I recently had the pleasure of sitting down with Kara Hartnett at Modern Healthcare to contribute to her article, Distrustful patients, scarce resources hamper social needs screening. Our discussion centered on how the focus in healthcare has broadened from solely treating diseases to additionally addressing a patient’s individual personal needs.
Providers and health plans alike understand that social needs factors play a pivotal role in a patient’s well-being. No one will engage in a cancer screening or wellness visit until there is food on the table and a roof over the family’s head.
However, there is a significant hurdle to overcome. Patients and members are reluctant to divulge personal information about their nonmedical challenges.
Needs such as housing insecurity, food disparity or transportation challenges are deeply personal and sensitive topics. Health plan members, particularly vulnerable and high-risk populations, may only share this information through trusted, one-to-one relationships.
It is imperative that providers and health plans fully understand the key issues behind patient reluctance to share personal information during SDOH screenings. Here are a few basics to recognize:
- Patients and members harbor mistrust toward providers and health plans fearing potential negative consequences for sharing their personal information.
- Patients and members often don’t see how disclosing nonmedical issues will lead to any meaningful assistance.
- Personal shame and fear of repercussions in admitting living environments and food insecurity run rampant.

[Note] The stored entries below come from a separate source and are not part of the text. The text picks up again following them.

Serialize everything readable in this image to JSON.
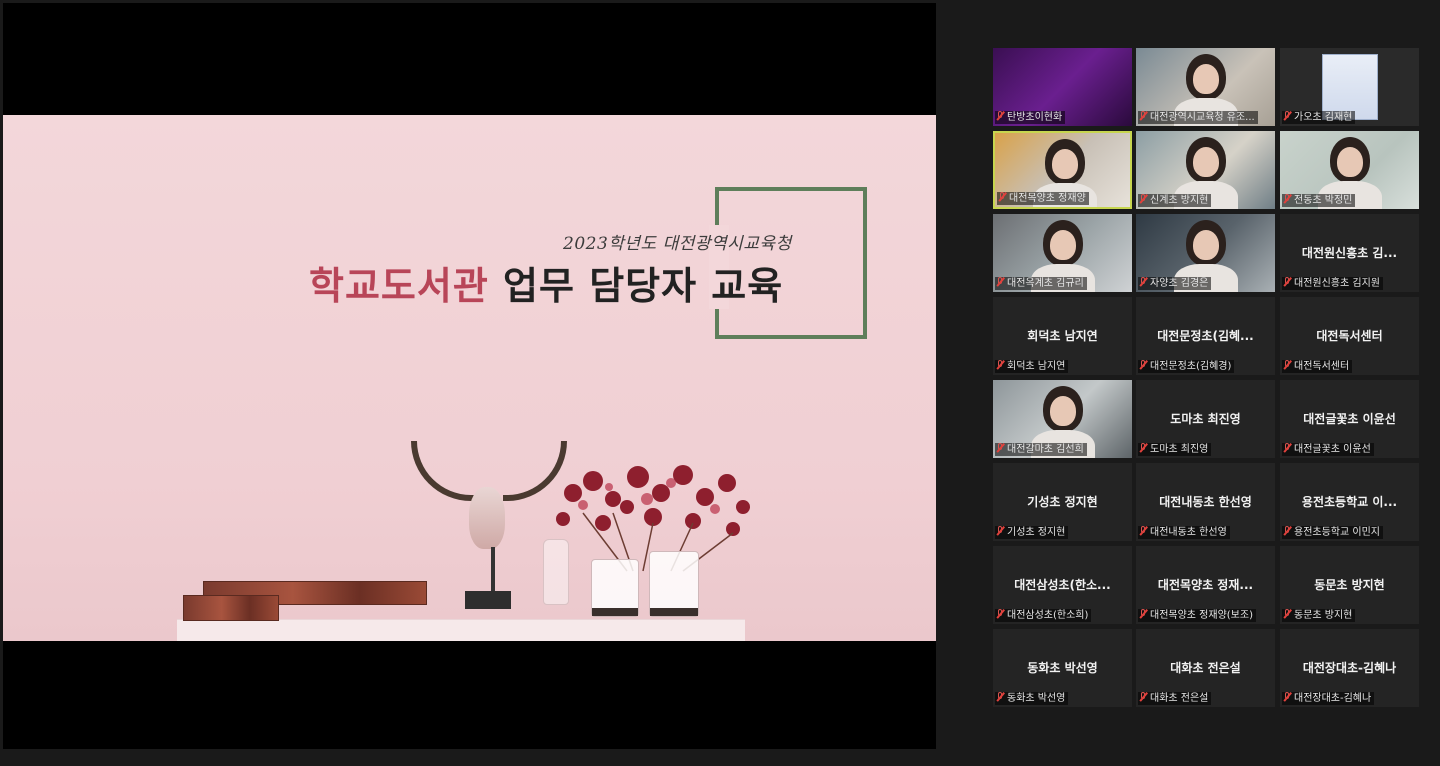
{
  "shared_screen": {
    "slide": {
      "subtitle": "2023학년도 대전광역시교육청",
      "title_accent": "학교도서관",
      "title_rest": " 업무 담당자 교육"
    }
  },
  "participants": [
    {
      "name": "탄방초이현화",
      "label": "탄방초이현화",
      "video": "purple"
    },
    {
      "name": "대전광역시교육청 유조...",
      "label": "대전광역시교육청 유조...",
      "video": "webcam"
    },
    {
      "name": "가오초 김재현",
      "label": "가오초 김재현",
      "video": "poster"
    },
    {
      "name": "대전목양초 정재양",
      "label": "대전목양초 정재양",
      "video": "webcam",
      "active": true
    },
    {
      "name": "신계초 방지현",
      "label": "신계초 방지현",
      "video": "webcam"
    },
    {
      "name": "전동초 박정민",
      "label": "전동초 박정민",
      "video": "webcam"
    },
    {
      "name": "대전옥계초 김규리",
      "label": "대전옥계초 김규리",
      "video": "webcam"
    },
    {
      "name": "자양초 김경은",
      "label": "자양초 김경은",
      "video": "webcam"
    },
    {
      "name": "대전원신흥초 김...",
      "label": "대전원신흥초 김지원",
      "video": "none"
    },
    {
      "name": "회덕초 남지연",
      "label": "회덕초 남지연",
      "video": "none"
    },
    {
      "name": "대전문정초(김혜...",
      "label": "대전문정초(김혜경)",
      "video": "none"
    },
    {
      "name": "대전독서센터",
      "label": "대전독서센터",
      "video": "none"
    },
    {
      "name": "대전갈마초 김선희",
      "label": "대전갈마초 김선희",
      "video": "webcam"
    },
    {
      "name": "도마초 최진영",
      "label": "도마초 최진영",
      "video": "none"
    },
    {
      "name": "대전글꽃초 이윤선",
      "label": "대전글꽃초 이윤선",
      "video": "none"
    },
    {
      "name": "기성초 정지현",
      "label": "기성초 정지현",
      "video": "none"
    },
    {
      "name": "대전내동초 한선영",
      "label": "대전내동초 한선영",
      "video": "none"
    },
    {
      "name": "용전초등학교 이...",
      "label": "용전초등학교 이민지",
      "video": "none"
    },
    {
      "name": "대전삼성초(한소...",
      "label": "대전삼성초(한소희)",
      "video": "none"
    },
    {
      "name": "대전목양초 정재...",
      "label": "대전목양초 정재양(보조)",
      "video": "none"
    },
    {
      "name": "동문초 방지현",
      "label": "동문초 방지현",
      "video": "none"
    },
    {
      "name": "동화초 박선영",
      "label": "동화초 박선영",
      "video": "none"
    },
    {
      "name": "대화초 전은설",
      "label": "대화초 전은설",
      "video": "none"
    },
    {
      "name": "대전장대초-김혜나",
      "label": "대전장대초-김혜나",
      "video": "none"
    }
  ],
  "colors": {
    "slide_accent": "#b84558",
    "frame_green": "#5e7e5a",
    "active_speaker_border": "#c7d64f",
    "muted_mic": "#d9534f"
  }
}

- Resources to redirect patients are limited, especially in rural areas. This makes immediate resolution of an income, food, housing or transportation challenge difficult to resolve immediately during a screening call or visit, when the social need is most urgent.
In the Modern Healthcare article, I share some proven advice for building trust and fostering strong patient and member engagement. Dr. Anand Shah, Vice President of Social Health at Kaiser Permanente and Lisa McNerney, Manager of clinical social workers at Duke Health, also explore best practices. Here are the key takeaways from our conversation.
- Integrate technology to communicate with patients or members in their preferred mode: phone, text, chat, email, etc. And tailor language to specific patient populations.
- Provide empathetic outreach to patients first, ask screening questions second.
- Be transparent about the need for each screening question and how the data will be used.
- Create scripts for outreach workers to explain the purpose of SDOH screenings.
- Ensure a prompt and seamless referral process to connect patients with necessary resources.
Screening patients for social determinants of health is a vital step toward patient-centered care. However, patients’ reluctance, mistrust and the scarcity of resources present formidable obstacles. Providers and health plans must use their data and technology to communicate and build trusted relationships with members. Only then can they address social needs and improve overall well-being across the communities and populations they serve.